The following outline provides recommended design implementations of authentication, authorization, and encryption:
- Limit access to trusted users and devices only
- Limit access to device through the authentication of users (e.g. user ID and password, smartcard, biometric)
- Use automatic timed methods to terminate sessions within the system where appropriate for the use environment.

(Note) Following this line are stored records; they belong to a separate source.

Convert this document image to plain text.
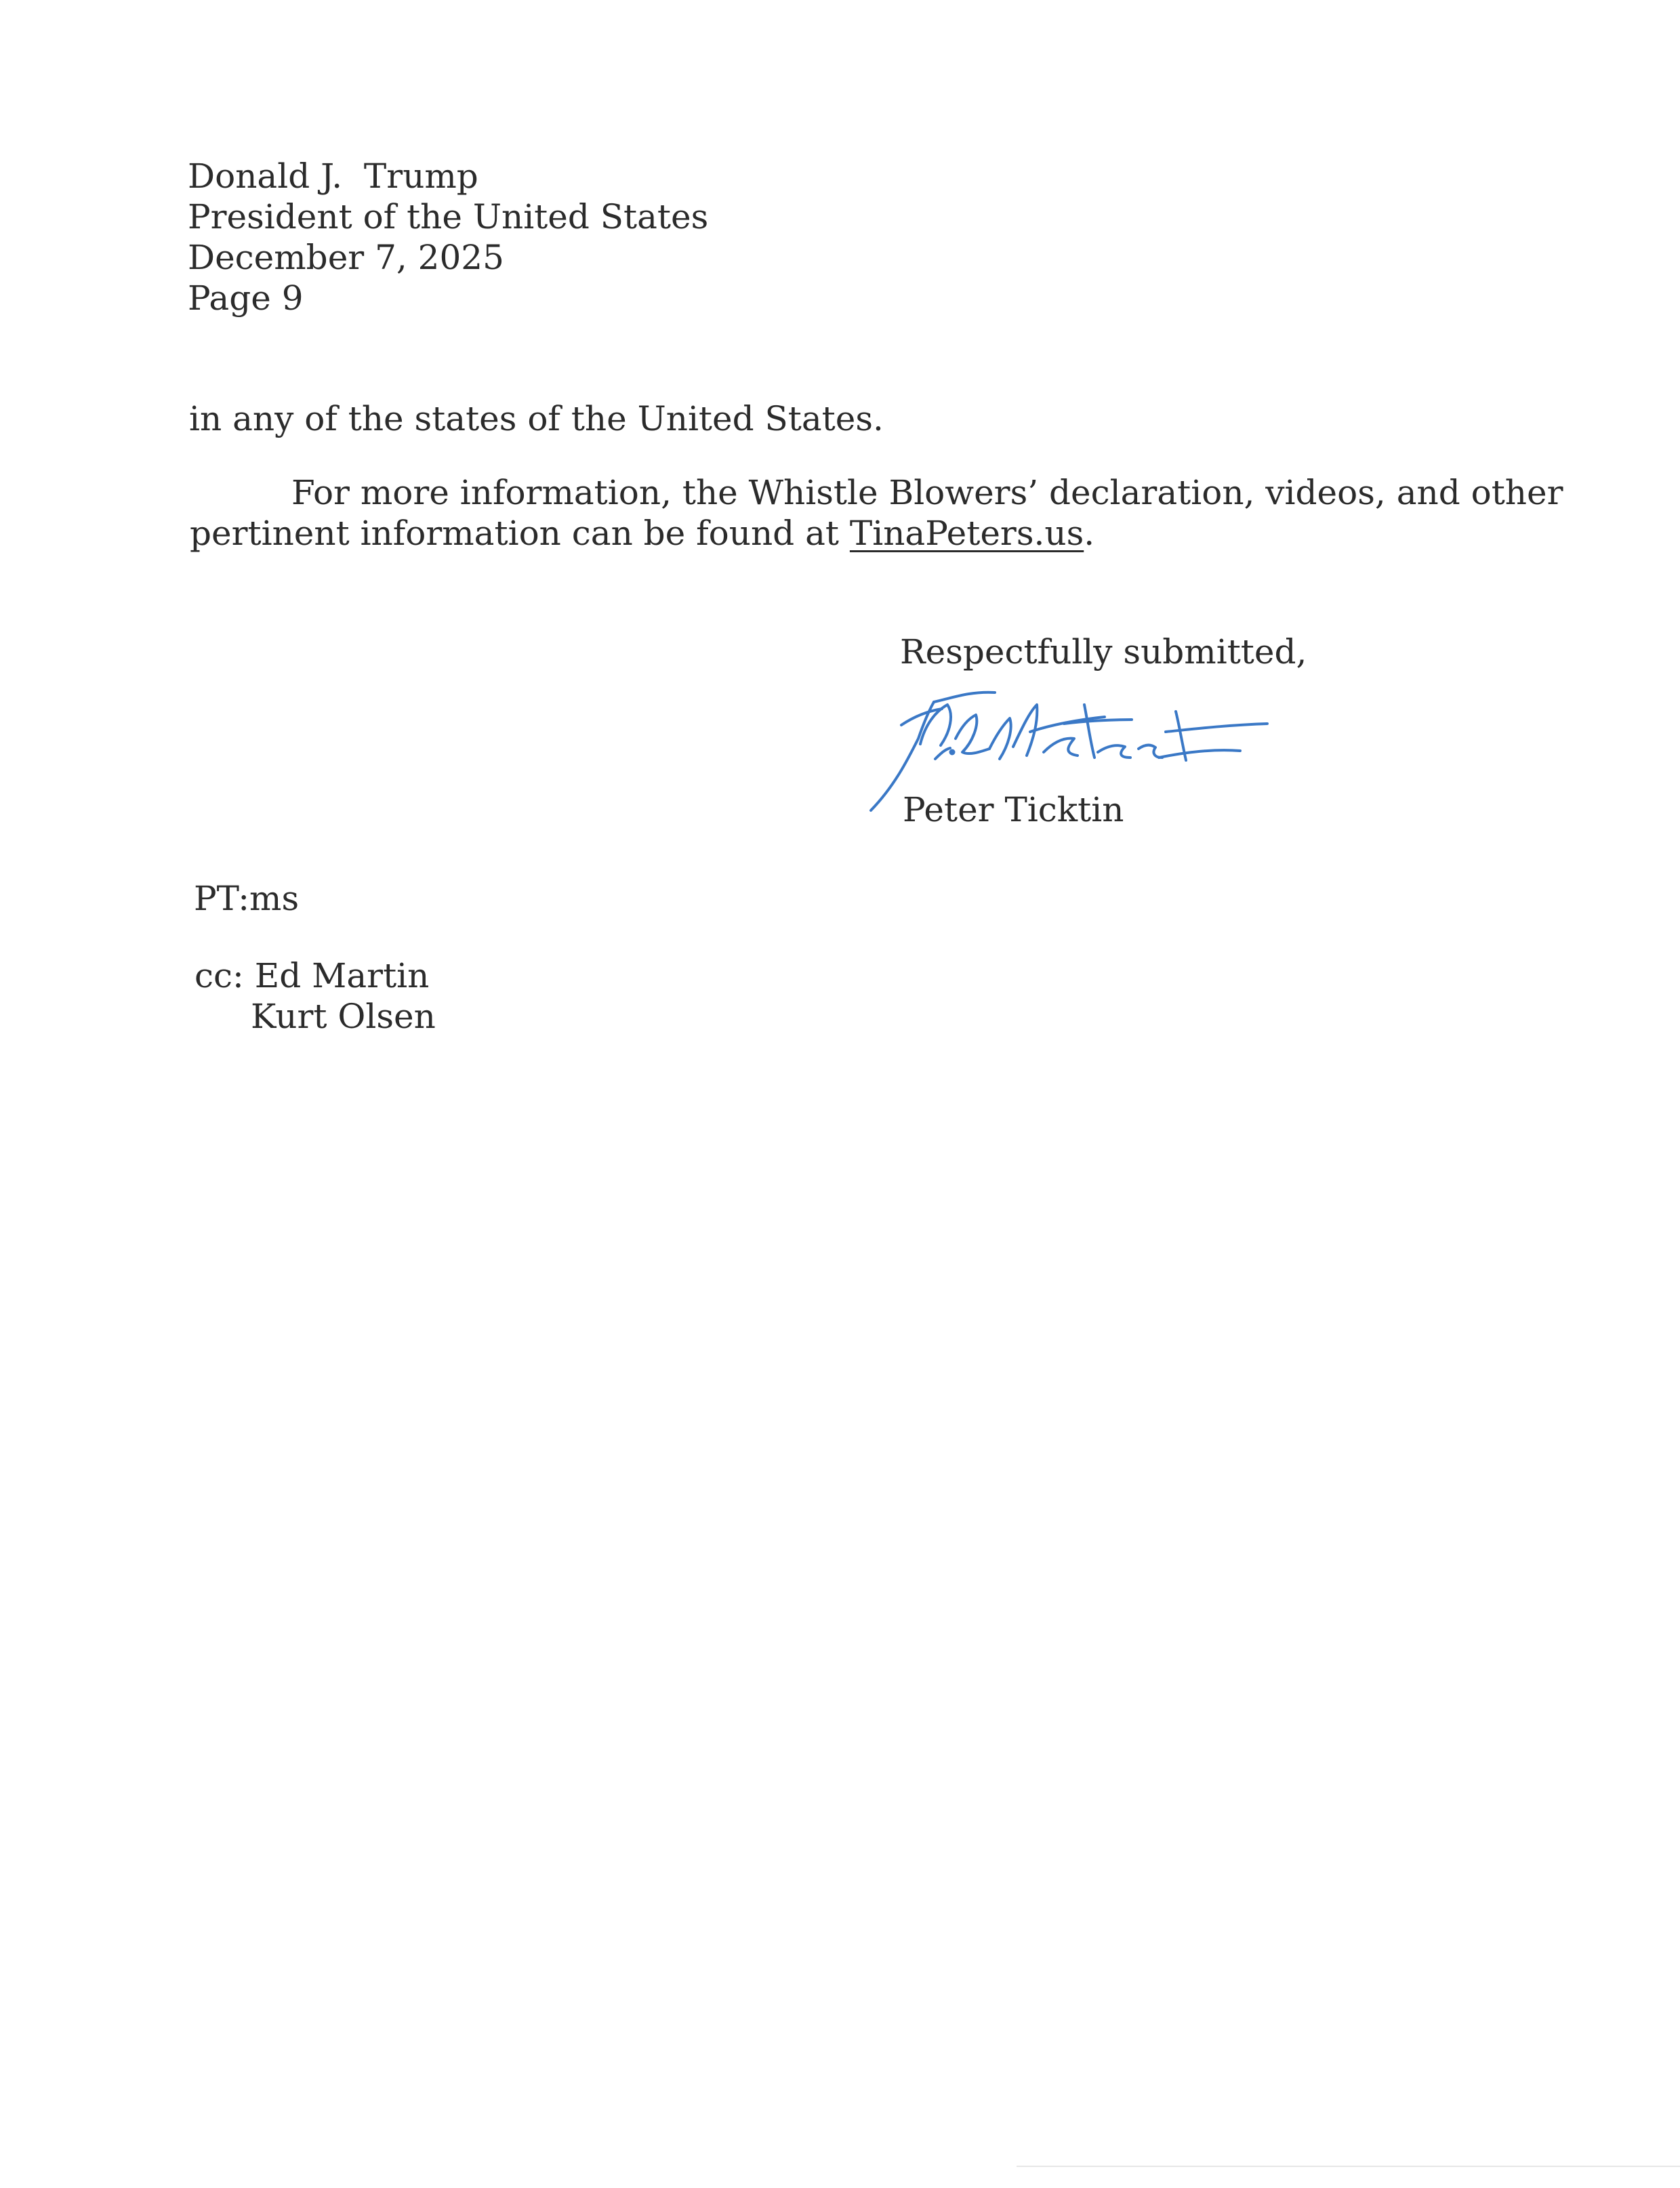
Donald J.  Trump
President of the United States
December 7, 2025
Page 9
in any of the states of the United States.
For more information, the Whistle Blowers’ declaration, videos, and other
pertinent information can be found at TinaPeters.us.
Respectfully submitted,
Peter Ticktin
PT:ms
cc: Ed Martin
Kurt Olsen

- Employ a layered authorization model by differentiating privileges based on the user role (e.g. caregiver, patient, health care provider, system administrator) or device functions.
- Use appropriate authentication (e.g., multi-factor authentication to permit privileged device access to system administrators, service technicians, maintenance personnel).
- Strengthen password protection. Do not use credentials that are hard coded, default, easily-guessed, easily compromised (i.e. passwords which are the same for each device; unchangeable; can persist as default; difficult to change; and vulnerable to public disclosure). Limit public access to passwords used for privileged device access.
- Consider physical locks on devices and their communication ports to minimize tampering. - Authenticate and check authorization of safety-critical commands
- Use authentication to prevent unauthorized access to device functions and to prevent unauthorized (arbitrary) software execution.
- Require user authentication before permitting software or firmware updates, including those affecting the operating system, applications, and anti-malware.
- Use cryptographically strong authentication resident on the device to authenticate personnel, messages, commands and as applicable, all other communication pathways.
- Authenticate all external connections. For example, if a device connects to an offsite server, then it and the server should mutually authenticate, even if the connection is initiated over one or more existing trusted channels.
- Authenticate firmware and software. Verify authentication tags (e.g., signatures, message authentication codes (MACs)) of software/firmware content, version numbers, and other metadata. The version numbers intended to be installed should themselves be signed/have MACs. Devices should be electronically identifiable (e.g., model number, serial number) to authorized users.
- Perform authorization checks based on authentication credentials or other irrefutable evidence. For example, a medical device programmer should have elevated privileges that are granted based on cryptographic authentication or a signal of intent that cannot physically be produced by another device, e.g., a home monitor, with a software-based attack.
- Devices should be designed to “deny by default,” i.e., that which is not expressly permitted by a device is denied by default. For example, the device should generally reject all unauthorized connections (e.g., incoming TCP, USB,Bluetooth, serial connections).
- The principle of least privilege should be applied to allow only the level of access necessary to perform a function.
Ensure Trusted Content by Maintaining Code, Data, and Execution Integrity
- Code integrity
- Only allow installation of cryptographically verified firmware/software updates. Use cryptographically signed updates to help prevent unauthorized reduction in the level of protection (downgrade or rollback attacks) by ensuring that the new update is more recent than the currently installed version.
- Where feasible, ensure that the integrity of software is validated prior to execution, e.g., ‘whitelisting’ based on digital signatures. - Data integrity
- Verify the integrity of all incoming data (ensuring it is not modified in transit or at rest, and it is well-formed/compliant with the expected protocol/specification).
- Ensure capability of secure data transfer to and from the device, and when appropriate, use methods for encryption and authentication of the end points with which data is being transferred.
- Protect the integrity of data necessary to ensure the safety and essential performance of the device.
- Use current NIST recommended standards for cryptography or equivalent-strength cryptographic protection for communications channels.
- Use unique per device cryptographically secure communication keys to prevent leveraging the knowledge of one key to access a multitude of devices.
Maintain Confidentiality of Data
Manufacturers should ensure the confidentiality of any/all data whose disclosure could lead to patient harm (e.g., through use of credentials, encryption). Loss of confidentiality of credentials could be used by a threat to effect multi-patient harm. Lack of encryption to protect sensitive information "at rest" and “in transit” can expose this information to misuse that can lead to patient harm.